Elba plays recently widowed Dr. Nate Samuels who’s taking his two daughters, Mere (Iyana Halley) and Norah (Leah Sava Jeffries), on a trip to South Africa to the place where he and their late mom first met. This is an important trip for this struggling family who are not only burdened by grief but also old wounds from their family’s past (which are brought to light within the first act). The three are well written and they possess a good family chemistry, dysfunction and all. Their relationships feel organic in large part thanks to the performances. The sturdy and reliable Elba is as good as always, but so are the two young actresses, Halley and Jeffries.

When they arrive they’re met by Martin (Sharlto Copley), a close family friend who works at a wildlife reserve protecting animals from poachers. After settling in and getting some rest, Martin takes Nate and the two girls on a safari to the far ends of the reserve. But when they stop to visit a local village they make a grisly discovery. Everyone is dead – savagely ripped to shreds by what looks like a lion attack. Realizing how out of the ordinary it is for a lion to attack in such a way and fearing the predator is nearby, Martin gets Nate and the girls back to their truck. But they don’t get far before running headfirst into the bloodthirsty man-eater.

And that pretty much sets up the tension for the entire film. Marooned, with no communication, and with an angry lion on the prowl, Nate must protect his girls and find a way to get them to safety. Along the way there are some unexpected encounters highlighted by several vicious and gnarly attack scenes. And as usual for movies like this, the characters give us a few of those head-scratching moments that have you internally yelling “Close the door!” or “Don’t go out there!”.

Image Courtesy of Universal Pictures

Narratively, there is an effort by the story to give purpose to the lion’s attacks which makes it more than just ‘a killer lion killing people’ tale. Visually, the movie looks pretty great, from arid sun-parched surroundings to the digitally animated cats. Kormákur and Oscar-winning DP Philippe Rousselot shoot the film with a visceral style that features numerous long takes and tight tracking shots. It gives certain scenes bite (sorry, I couldn’t resist) and adds to the suspense.

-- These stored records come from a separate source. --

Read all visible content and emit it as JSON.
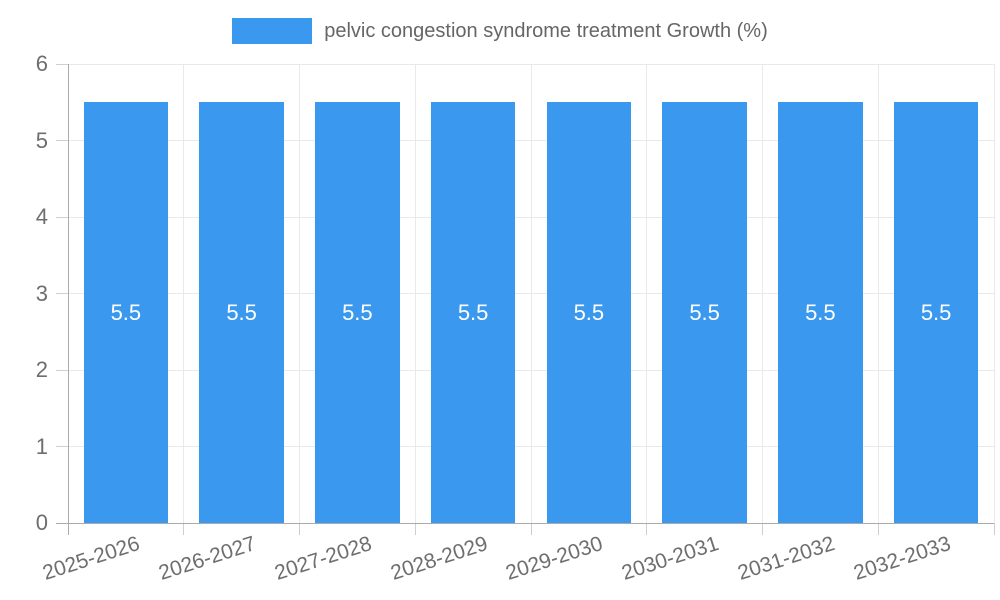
{
  "legend": {
    "label": "pelvic congestion syndrome treatment Growth (%)"
  },
  "chart_data": {
    "type": "bar",
    "title": "pelvic congestion syndrome treatment Growth (%)",
    "categories": [
      "2025-2026",
      "2026-2027",
      "2027-2028",
      "2028-2029",
      "2029-2030",
      "2030-2031",
      "2031-2032",
      "2032-2033"
    ],
    "series": [
      {
        "name": "pelvic congestion syndrome treatment Growth (%)",
        "values": [
          5.5,
          5.5,
          5.5,
          5.5,
          5.5,
          5.5,
          5.5,
          5.5
        ]
      }
    ],
    "bar_value_labels": [
      "5.5",
      "5.5",
      "5.5",
      "5.5",
      "5.5",
      "5.5",
      "5.5",
      "5.5"
    ],
    "xlabel": "",
    "ylabel": "",
    "ylim": [
      0,
      6
    ],
    "yticks": [
      "0",
      "1",
      "2",
      "3",
      "4",
      "5",
      "6"
    ],
    "x_tick_rotation_deg": -18,
    "grid": true,
    "legend_position": "top",
    "colors": {
      "bar": "#3A99EE",
      "bar_label": "#ffffff",
      "grid": "#e9e9e9",
      "tick": "#cfcfcf",
      "axis_line": "#aaaaaa",
      "axis_text": "#6e6e6e",
      "legend_text": "#666666",
      "background": "#ffffff"
    }
  }
}
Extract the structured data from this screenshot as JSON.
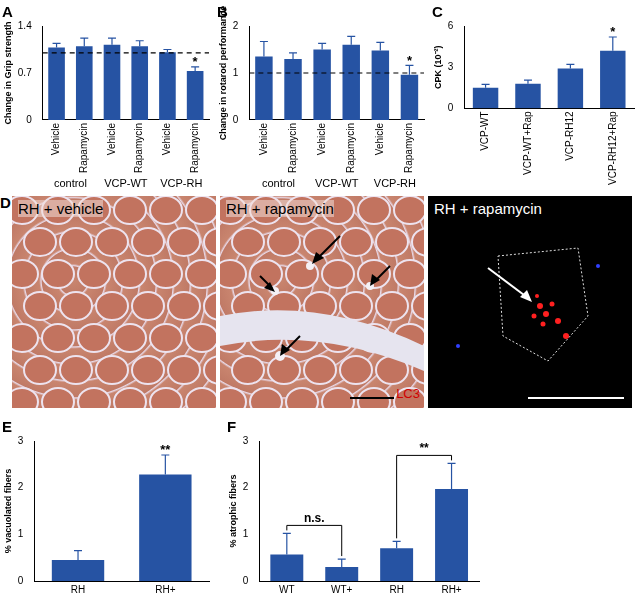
{
  "chart_data": [
    {
      "type": "bar",
      "title": "A",
      "y_label": "Change in Grip strength",
      "categories": [
        "Vehicle",
        "Rapamycin",
        "Vehicle",
        "Rapamycin",
        "Vehicle",
        "Rapamycin"
      ],
      "groups": [
        "control",
        "VCP-WT",
        "VCP-RH"
      ],
      "values": [
        1.08,
        1.1,
        1.12,
        1.1,
        1.01,
        0.73
      ],
      "errors": [
        0.06,
        0.12,
        0.1,
        0.08,
        0.04,
        0.06
      ],
      "significance": [
        null,
        null,
        null,
        null,
        null,
        "*"
      ],
      "reference_line": 1,
      "color": "#2653a3",
      "ylim": [
        0,
        1.4
      ],
      "yticks": [
        0,
        0.7,
        1.4
      ],
      "grid": false
    },
    {
      "type": "bar",
      "title": "B",
      "y_label": "Change in rotarod performance",
      "categories": [
        "Vehicle",
        "Rapamycin",
        "Vehicle",
        "Rapamycin",
        "Vehicle",
        "Rapamycin"
      ],
      "groups": [
        "control",
        "VCP-WT",
        "VCP-RH"
      ],
      "values": [
        1.35,
        1.3,
        1.5,
        1.6,
        1.48,
        0.96
      ],
      "errors": [
        0.32,
        0.13,
        0.13,
        0.18,
        0.17,
        0.2
      ],
      "significance": [
        null,
        null,
        null,
        null,
        null,
        "*"
      ],
      "reference_line": 1,
      "color": "#2653a3",
      "ylim": [
        0,
        2
      ],
      "yticks": [
        0,
        1,
        2
      ],
      "grid": false
    },
    {
      "type": "bar",
      "title": "C",
      "y_label": "CPK (10⁻²)",
      "categories": [
        "VCP-WT",
        "VCP-WT+Rap",
        "VCP-RH12",
        "VCP-RH12+Rap"
      ],
      "values": [
        1.5,
        1.8,
        2.9,
        4.2
      ],
      "errors": [
        0.25,
        0.25,
        0.3,
        1.0
      ],
      "significance": [
        null,
        null,
        null,
        "*"
      ],
      "color": "#2653a3",
      "ylim": [
        0,
        6
      ],
      "yticks": [
        0,
        3,
        6
      ],
      "grid": false
    },
    {
      "type": "bar",
      "title": "E",
      "y_label": "% vacuolated fibers",
      "categories": [
        "RH",
        "RH+"
      ],
      "values": [
        0.45,
        2.28
      ],
      "errors": [
        0.2,
        0.42
      ],
      "significance": [
        null,
        "**"
      ],
      "color": "#2653a3",
      "ylim": [
        0,
        3
      ],
      "yticks": [
        0,
        1,
        2,
        3
      ],
      "grid": false
    },
    {
      "type": "bar",
      "title": "F",
      "y_label": "% atrophic fibers",
      "categories": [
        "WT",
        "WT+",
        "RH",
        "RH+"
      ],
      "values": [
        0.57,
        0.3,
        0.7,
        1.97
      ],
      "errors": [
        0.45,
        0.17,
        0.15,
        0.55
      ],
      "comparisons": [
        {
          "between": [
            "WT",
            "WT+"
          ],
          "label": "n.s."
        },
        {
          "between": [
            "RH",
            "RH+"
          ],
          "label": "**"
        }
      ],
      "color": "#2653a3",
      "ylim": [
        0,
        3
      ],
      "yticks": [
        0,
        1,
        2,
        3
      ],
      "grid": false
    }
  ],
  "panel_d": {
    "label": "D",
    "images": [
      "RH + vehicle",
      "RH + rapamycin",
      "RH + rapamycin"
    ],
    "stain_label": "LC3"
  }
}
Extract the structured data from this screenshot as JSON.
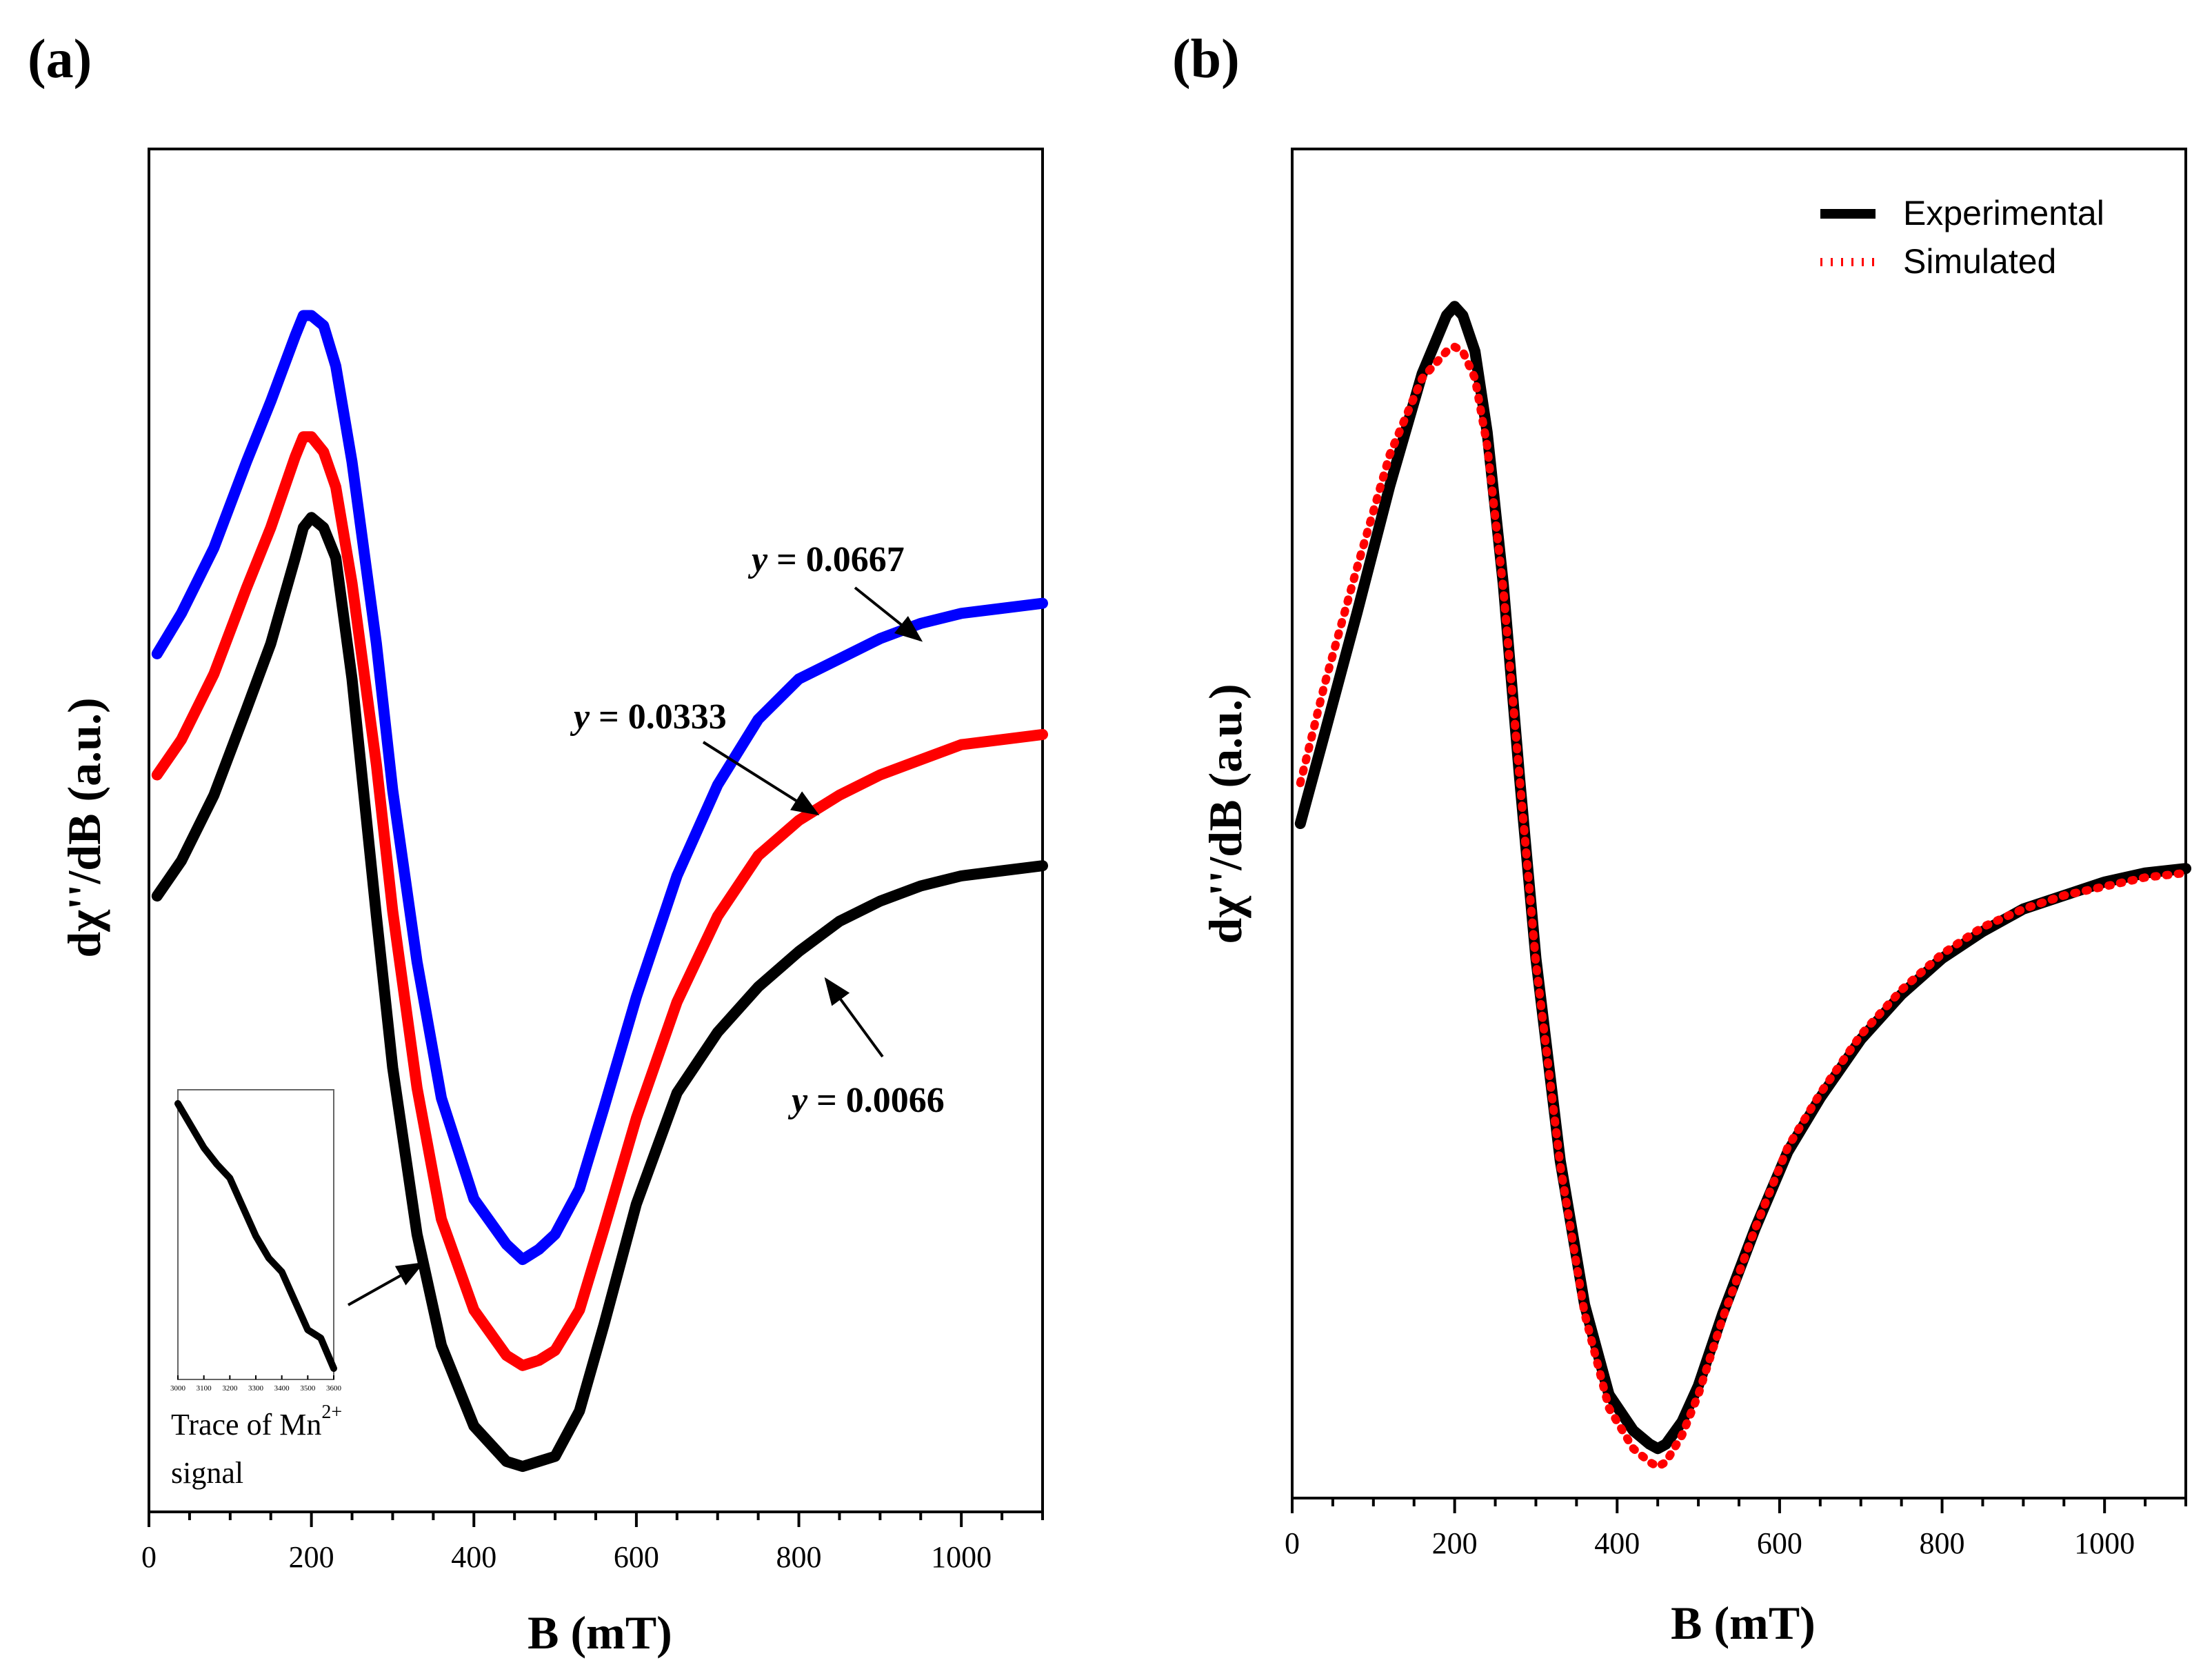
{
  "chart_data": [
    {
      "type": "line",
      "panel_label": "(a)",
      "xlabel": "B  (mT)",
      "ylabel": "dχ''/dB  (a.u.)",
      "xlim": [
        0,
        1100
      ],
      "ylim": [
        -1.25,
        1.45
      ],
      "xticks": [
        0,
        200,
        400,
        600,
        800,
        1000
      ],
      "yticks_visible": false,
      "colors": {
        "y0066": "#000000",
        "y0333": "#ff0000",
        "y0667": "#0000ff"
      },
      "series": [
        {
          "name": "y = 0.0066",
          "color": "#000000",
          "x": [
            10,
            40,
            80,
            120,
            150,
            180,
            190,
            200,
            215,
            230,
            250,
            280,
            300,
            330,
            360,
            400,
            440,
            460,
            480,
            500,
            530,
            560,
            600,
            650,
            700,
            750,
            800,
            850,
            900,
            950,
            1000,
            1050,
            1100
          ],
          "y": [
            -0.03,
            0.04,
            0.17,
            0.34,
            0.47,
            0.64,
            0.7,
            0.72,
            0.7,
            0.64,
            0.4,
            -0.07,
            -0.37,
            -0.7,
            -0.92,
            -1.08,
            -1.15,
            -1.16,
            -1.15,
            -1.14,
            -1.05,
            -0.88,
            -0.64,
            -0.42,
            -0.3,
            -0.21,
            -0.14,
            -0.08,
            -0.04,
            -0.01,
            0.01,
            0.02,
            0.03
          ]
        },
        {
          "name": "y = 0.0333",
          "color": "#ff0000",
          "x": [
            10,
            40,
            80,
            120,
            150,
            180,
            190,
            200,
            215,
            230,
            250,
            280,
            300,
            330,
            360,
            400,
            440,
            460,
            480,
            500,
            530,
            560,
            600,
            650,
            700,
            750,
            800,
            850,
            900,
            950,
            1000,
            1050,
            1100
          ],
          "y": [
            0.21,
            0.28,
            0.41,
            0.58,
            0.7,
            0.84,
            0.88,
            0.88,
            0.85,
            0.78,
            0.59,
            0.23,
            -0.06,
            -0.41,
            -0.67,
            -0.85,
            -0.94,
            -0.96,
            -0.95,
            -0.93,
            -0.85,
            -0.69,
            -0.47,
            -0.24,
            -0.07,
            0.05,
            0.12,
            0.17,
            0.21,
            0.24,
            0.27,
            0.28,
            0.29
          ]
        },
        {
          "name": "y = 0.0667",
          "color": "#0000ff",
          "x": [
            10,
            40,
            80,
            120,
            150,
            180,
            190,
            200,
            215,
            230,
            250,
            280,
            300,
            330,
            360,
            400,
            440,
            460,
            480,
            500,
            530,
            560,
            600,
            650,
            700,
            750,
            800,
            850,
            900,
            950,
            1000,
            1050,
            1100
          ],
          "y": [
            0.45,
            0.53,
            0.66,
            0.83,
            0.95,
            1.08,
            1.12,
            1.12,
            1.1,
            1.02,
            0.83,
            0.47,
            0.18,
            -0.16,
            -0.43,
            -0.63,
            -0.72,
            -0.75,
            -0.73,
            -0.7,
            -0.61,
            -0.45,
            -0.23,
            0.01,
            0.19,
            0.32,
            0.4,
            0.44,
            0.48,
            0.51,
            0.53,
            0.54,
            0.55
          ]
        }
      ],
      "annotations": [
        {
          "label_prefix": "y",
          "label_value": " = 0.0667",
          "target": "y = 0.0667"
        },
        {
          "label_prefix": "y",
          "label_value": " = 0.0333",
          "target": "y = 0.0333"
        },
        {
          "label_prefix": "y",
          "label_value": " = 0.0066",
          "target": "y = 0.0066"
        }
      ],
      "inset": {
        "xticks": [
          "3000",
          "3100",
          "3200",
          "3300",
          "3400",
          "3500",
          "3600"
        ],
        "x": [
          3000,
          3100,
          3150,
          3200,
          3300,
          3350,
          3400,
          3500,
          3550,
          3600
        ],
        "y": [
          10,
          8.4,
          7.8,
          7.3,
          5.2,
          4.4,
          3.9,
          1.8,
          1.5,
          0.4
        ],
        "caption_line1": "Trace of Mn",
        "caption_superscript": "2+",
        "caption_line2": "signal"
      }
    },
    {
      "type": "line",
      "panel_label": "(b)",
      "xlabel": "B  (mT)",
      "ylabel": "dχ''/dB  (a.u.)",
      "xlim": [
        0,
        1100
      ],
      "ylim": [
        -1.15,
        1.85
      ],
      "xticks": [
        0,
        200,
        400,
        600,
        800,
        1000
      ],
      "yticks_visible": false,
      "legend": {
        "position": "top-right",
        "entries": [
          "Experimental",
          "Simulated"
        ]
      },
      "series": [
        {
          "name": "Experimental",
          "color": "#000000",
          "style": "solid",
          "x": [
            10,
            40,
            80,
            120,
            160,
            190,
            200,
            210,
            225,
            240,
            260,
            280,
            300,
            330,
            360,
            390,
            420,
            440,
            450,
            460,
            480,
            500,
            530,
            570,
            610,
            650,
            700,
            750,
            800,
            850,
            900,
            950,
            1000,
            1050,
            1100
          ],
          "y": [
            0.35,
            0.55,
            0.82,
            1.1,
            1.35,
            1.48,
            1.5,
            1.48,
            1.4,
            1.22,
            0.88,
            0.45,
            0.05,
            -0.4,
            -0.72,
            -0.92,
            -1.0,
            -1.03,
            -1.04,
            -1.03,
            -0.98,
            -0.9,
            -0.74,
            -0.55,
            -0.38,
            -0.26,
            -0.13,
            -0.03,
            0.05,
            0.11,
            0.16,
            0.19,
            0.22,
            0.24,
            0.25
          ]
        },
        {
          "name": "Simulated",
          "color": "#ff0000",
          "style": "dotted",
          "x": [
            10,
            40,
            80,
            120,
            160,
            190,
            200,
            210,
            225,
            240,
            260,
            280,
            300,
            330,
            360,
            390,
            420,
            440,
            450,
            460,
            480,
            500,
            530,
            570,
            610,
            650,
            700,
            750,
            800,
            850,
            900,
            950,
            1000,
            1050,
            1100
          ],
          "y": [
            0.44,
            0.66,
            0.92,
            1.17,
            1.34,
            1.4,
            1.41,
            1.4,
            1.34,
            1.19,
            0.87,
            0.45,
            0.04,
            -0.41,
            -0.74,
            -0.95,
            -1.04,
            -1.07,
            -1.08,
            -1.07,
            -1.01,
            -0.92,
            -0.75,
            -0.55,
            -0.37,
            -0.25,
            -0.12,
            -0.02,
            0.06,
            0.12,
            0.16,
            0.19,
            0.21,
            0.23,
            0.24
          ]
        }
      ]
    }
  ]
}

Clocking in at a lean 90 minutes, “Beast” doesn’t outstay its welcome, wrapping up pretty predictably but in a satisfying way. Overall, it’s a movie with a simple premise that’s executed very well technically and narratively. Just know what you’re going in for and don’t expect a ton more than that. Kormákur certainly understands what kind of movie he’s making, And he delivers just the kind of fun B-movie entertainment I was hoping for. “Beast” opens today in theaters.


8 thoughts on “REVIEW: “Beast” (2022 – US)

  1. I see the girl with the fro is the same one who was in that Jordan Peele movie as the evil doppelganger with the creepy voice. I hope her voice isn’t like that in this one. Idris Elba is always a big draw for me. I want to see this one and the other new one he’s in.